A case was registered in an anti-terrorism court against the men for allegedly ordering the killing of 15-year-old Ambreen at Makol village near Abbottabad, officials said.
The tribal jirga or council acted against Ambreen on April 29 after she girl helped her friend, Saima, elope and get married to a man named Musa. The jirga was convened on the insistence of the relatives of the couple. It ruled that Saima, Musa and Ambreen should all be killed for violating local traditions.
After the decision, Ambreen was dragged from her home by members of the jirga. They then drugged and strangled her. Ambreen’s body was then placed in a van, which was set on fire.
The van was earlier used by Saima and Musa and the vehicle’s driver was also punished, police said. Saima and Musa are safe, police added.
Police started an investigation after it emerged there was a body in the burnt van.

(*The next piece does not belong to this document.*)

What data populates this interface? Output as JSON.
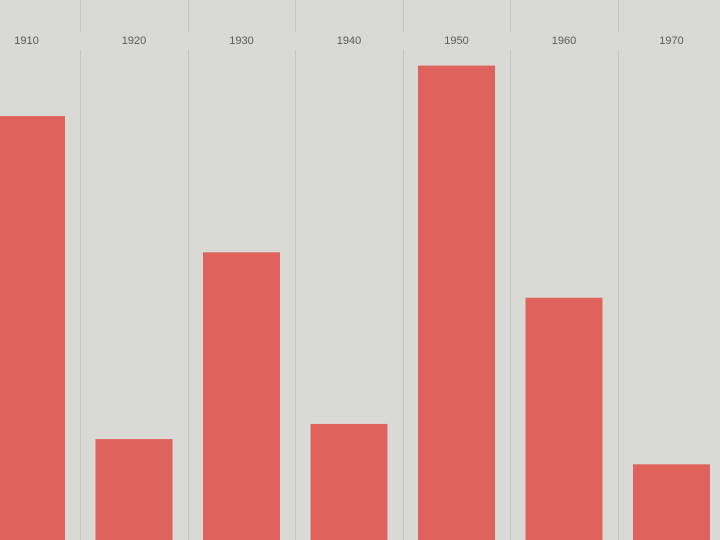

More details came to light after the van’s owner was arrested.
Local police chief Khurram Rasheed told a news conference the whole village had not disclosed what had happened to Ambreen for a week. It was only after the van’s driver provided details of the murder that the police were able to make arrests.
“The parents of Ambreen have also been arrested as they did not come forward to register the crime,” said Rasheed.
In a related development, Pakistan People’s Party chairman Bilawal Bhutto Zardari has said people should protest against such jirgas. “We need to stand up and protest against such jirgas and their decisions,” he told the media.
Hundreds of women are murdered by their relatives in Pakistan each year on the pretext of defending family “honour” but it is rare to hear of those who facilitate elopements being killed. Pakistan amended its criminal code in 2005 to prevent men who kill female relatives escape punishment by pardoning themselves as an heir of the victim.
“A Girl In The River: The Price Of Forgiveness” – a film telling the story of a rare survivor of an attempted honour killing – won the Academy Award for best documentary short in February. Amid publicity for the film, Prime Minister Nawaz Sharif vowed to eradicate the “evil” of honour killings but no fresh legislation has been tabled since then.